ADOPTION of Health Behavior Interventions
Definition: (Setting levels) The absolute number, proportion, and representativeness of settings and intervention agents (people who deliver the program) who are willing to initiate a program, and why. Note that adoption can have many (nested) levels- for example, staff under a supervisor under a clinic or school, under a system, within a community.
Is evaluating the impact of interventions solely at the individual-level (i.e., reach and efficacy) sufficient? Because different settings (e.g., worksites, medical offices, schools, communities; governing agencies) and agents (e.g., teachers, physicians, health educators) can vary based on the number of resources, level of expertise, and commitment to intervention programs, understanding how adoption of interventions varies among settings and intervention agents (or modalities) is critical to the current and potential impact of an intervention. With the exception of the absolute number of settings involved, researchers seldom report on issues of adoption. As with reach, having information about representativeness unavailable is problematic. If differences do exist between participating sites or agents compared to those who do not, this is evidence of differential adoption. Comparisons should be made on basic information such as resource availability, setting size or location, and interventionist expertise.

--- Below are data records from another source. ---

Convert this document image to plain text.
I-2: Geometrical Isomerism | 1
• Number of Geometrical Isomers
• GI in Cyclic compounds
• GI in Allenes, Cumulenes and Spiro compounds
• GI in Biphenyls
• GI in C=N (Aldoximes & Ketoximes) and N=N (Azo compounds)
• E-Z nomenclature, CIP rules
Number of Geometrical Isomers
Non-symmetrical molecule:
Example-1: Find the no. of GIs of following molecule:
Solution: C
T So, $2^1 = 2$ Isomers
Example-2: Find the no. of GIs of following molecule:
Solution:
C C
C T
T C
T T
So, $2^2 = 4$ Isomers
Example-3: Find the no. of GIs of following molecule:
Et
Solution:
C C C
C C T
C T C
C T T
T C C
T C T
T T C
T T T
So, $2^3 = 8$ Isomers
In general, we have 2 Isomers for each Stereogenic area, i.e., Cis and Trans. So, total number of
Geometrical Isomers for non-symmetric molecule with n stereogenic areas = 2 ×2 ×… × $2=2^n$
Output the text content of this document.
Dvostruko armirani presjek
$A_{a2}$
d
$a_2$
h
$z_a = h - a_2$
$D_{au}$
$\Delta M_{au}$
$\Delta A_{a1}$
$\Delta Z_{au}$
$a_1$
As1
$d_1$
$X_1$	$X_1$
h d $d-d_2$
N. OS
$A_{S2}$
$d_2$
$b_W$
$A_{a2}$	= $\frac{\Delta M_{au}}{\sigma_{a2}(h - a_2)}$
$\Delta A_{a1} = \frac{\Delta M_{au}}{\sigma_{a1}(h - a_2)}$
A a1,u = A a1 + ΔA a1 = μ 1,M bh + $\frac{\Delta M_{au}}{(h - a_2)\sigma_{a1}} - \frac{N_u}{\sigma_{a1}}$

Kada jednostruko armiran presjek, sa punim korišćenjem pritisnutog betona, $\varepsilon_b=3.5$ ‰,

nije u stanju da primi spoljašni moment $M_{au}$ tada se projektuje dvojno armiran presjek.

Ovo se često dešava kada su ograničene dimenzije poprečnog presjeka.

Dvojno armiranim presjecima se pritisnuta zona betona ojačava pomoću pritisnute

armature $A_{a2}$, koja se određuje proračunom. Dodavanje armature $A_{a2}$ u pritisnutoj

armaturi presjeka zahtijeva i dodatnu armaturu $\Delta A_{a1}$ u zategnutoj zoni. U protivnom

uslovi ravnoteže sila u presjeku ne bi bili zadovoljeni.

Examples of ADOPTION from the literature:
Estabrooks and colleagues (2008) describe a partnership in the development of Walk Kansas (WK) and highlight individual and organizational level outcomes of their study. Phase 1 examined: (a) the reach of WK, (b) physical activity changes, and (c) maintenance of physical activity changes 6 months after the program was completed. Phase 2 explored WK adoption and sustainability over 5 years. WK attracted a large number of participants who were more likely to be female, more active, and older than the adult population within the counties where they resided. Inactive or insufficiently active participants at baseline experienced significant increases in both moderate (p < 0.001) and vigorous (p < 0.001) physical activity. A random selection of participants who were assessed 6 months post-program did not demonstrate a significant decrease in moderate or vigorous activity between program completion and 6-month follow-up. During the first year, 48 counties adopted the program. By year 5, 97 of the state’s 105 counties (92%) had adopted Walk Kansas. Once adopted, these counties were able to sustain the program. Seventy-six percent of counties offered the program to its residents for four of the five study years. WK is effective, has a broad reach, and enables participants to maintain increased activity. It also shows promise for broad adoption and sustainability.